Dr. Eliyahu Goldratt's 1984 book "The Goal" is one of my favorites of all time. Entertaining, witty, and relatable, the book is a novel that follows a plant manager as he turns his plant around under the guidance of Goldratt's literary reincarnation. Superficially, it was a manufacturing book, but at a deeper level, it revealed our collective inability to measure the right things.

Goldratt took aim at many things throughout his long career. Cost accounting, just-in-case inventories, misinformed notions of efficiency, and so many more. My favorite was the attack on "product cost". Traditional managers are taught to measure contribution margin for each product, subtracting the cost of goods sold from the sale price. All variable costs for the product such as raw material, labor, burden, and rework are factored in. This seems like a comprehensive and holistic approach on the surface.

The problem with this rudimentary logic is that it doesn't account for excess capacity of the operation. Based on my moderately deep research on the subject, modern plants often have excess capacity along at least some of their fabrication and assembly routings.
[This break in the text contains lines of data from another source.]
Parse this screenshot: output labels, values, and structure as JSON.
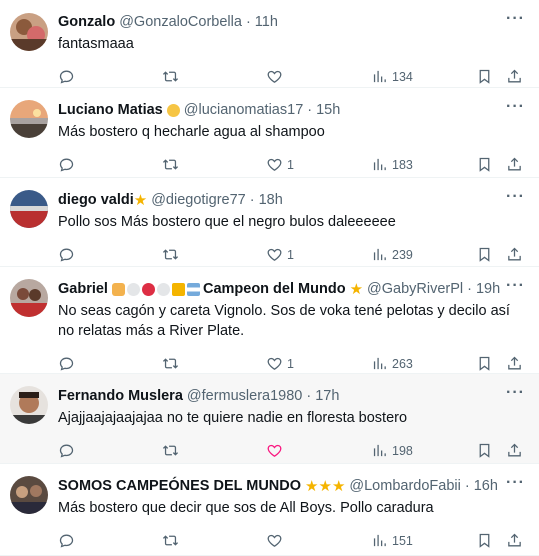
{
  "tweets": [
    {
      "name": "Gonzalo",
      "handle": "@GonzaloCorbella",
      "time": "11h",
      "text": "fantasmaaa",
      "likes": "",
      "views": "134"
    },
    {
      "name": "Luciano Matias",
      "handle": "@lucianomatias17",
      "time": "15h",
      "text": "Más bostero q hecharle agua al shampoo",
      "likes": "1",
      "views": "183"
    },
    {
      "name": "diego valdi",
      "handle": "@diegotigre77",
      "time": "18h",
      "text": "Pollo sos Más bostero  que el negro bulos daleeeeee",
      "likes": "1",
      "views": "239"
    },
    {
      "name": "Gabriel",
      "name_suffix": "Campeon del Mundo",
      "handle": "@GabyRiverPl",
      "time": "19h",
      "text": "No seas cagón y careta Vignolo. Sos de voka tené pelotas y decilo así no relatas más a River Plate.",
      "likes": "1",
      "views": "263"
    },
    {
      "name": "Fernando Muslera",
      "handle": "@fermuslera1980",
      "time": "17h",
      "text": "Ajajjaajajaajajaa no te quiere nadie en floresta bostero",
      "likes": "",
      "views": "198"
    },
    {
      "name": "SOMOS CAMPEÓNES DEL MUNDO",
      "handle": "@LombardoFabii",
      "time": "16h",
      "text": "Más bostero que decir que sos de All Boys. Pollo caradura",
      "likes": "",
      "views": "151"
    }
  ],
  "icons": {
    "reply": "reply-icon",
    "retweet": "retweet-icon",
    "like": "heart-icon",
    "views": "views-icon",
    "bookmark": "bookmark-icon",
    "share": "share-icon",
    "more": "more-icon"
  },
  "colors": {
    "text": "#0f1419",
    "muted": "#536471",
    "like_hover": "#f91880",
    "star": "#f5b400"
  }
}
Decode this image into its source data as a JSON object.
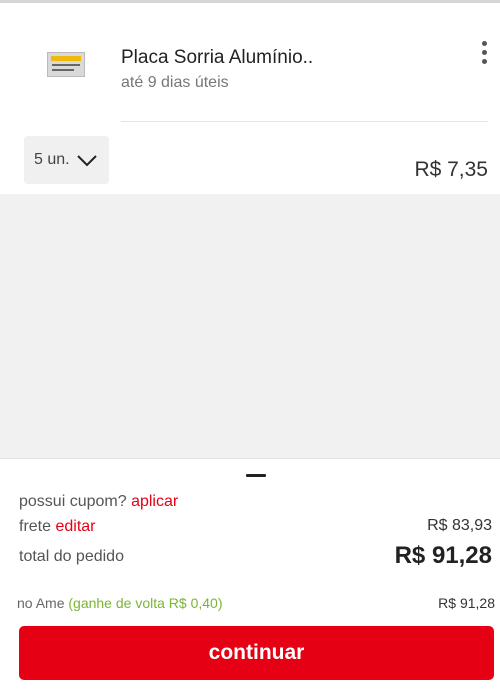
{
  "item": {
    "title": "Placa Sorria Alumínio..",
    "delivery": "até 9 dias úteis",
    "quantity": "5 un.",
    "price": "R$ 7,35"
  },
  "summary": {
    "coupon_label": "possui cupom?",
    "coupon_action": "aplicar",
    "frete_label": "frete",
    "frete_action": "editar",
    "frete_value": "R$ 83,93",
    "total_label": "total do pedido",
    "total_value": "R$ 91,28",
    "ame_label": "no Ame",
    "ame_cashback": "(ganhe de volta R$ 0,40)",
    "ame_value": "R$ 91,28"
  },
  "actions": {
    "continue_label": "continuar"
  },
  "colors": {
    "accent": "#e60014",
    "cashback": "#79b536",
    "background": "#f1f1f1"
  },
  "icons": [
    "more-vertical-icon",
    "chevron-down-icon",
    "drag-handle-icon"
  ]
}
When this happens, orders for any product at a sale price greater than its raw material cost are profitable. Accounting for labor, burden, and other non-material costs associated with these specific orders is completely nonsensical. The people and machines are already available and no new investments are needed to produce.

This logic also holds true for service delivery. The cost to write a report when the firm has excess capacity is limited to the cost of the materials consumed. This might include paper, printer ink, and postage. Possibly not even that in the digital age. Labor cost, in this instance, is just "funny money" and managers who don't know how to sell their excess capacity are missing opportunities to profit.

I'm not saying that contribution margin analyses are worthless. Don't perform them in a vacuum; your capacity (and the market) should govern your measurements, not century-old cost accounting maxims.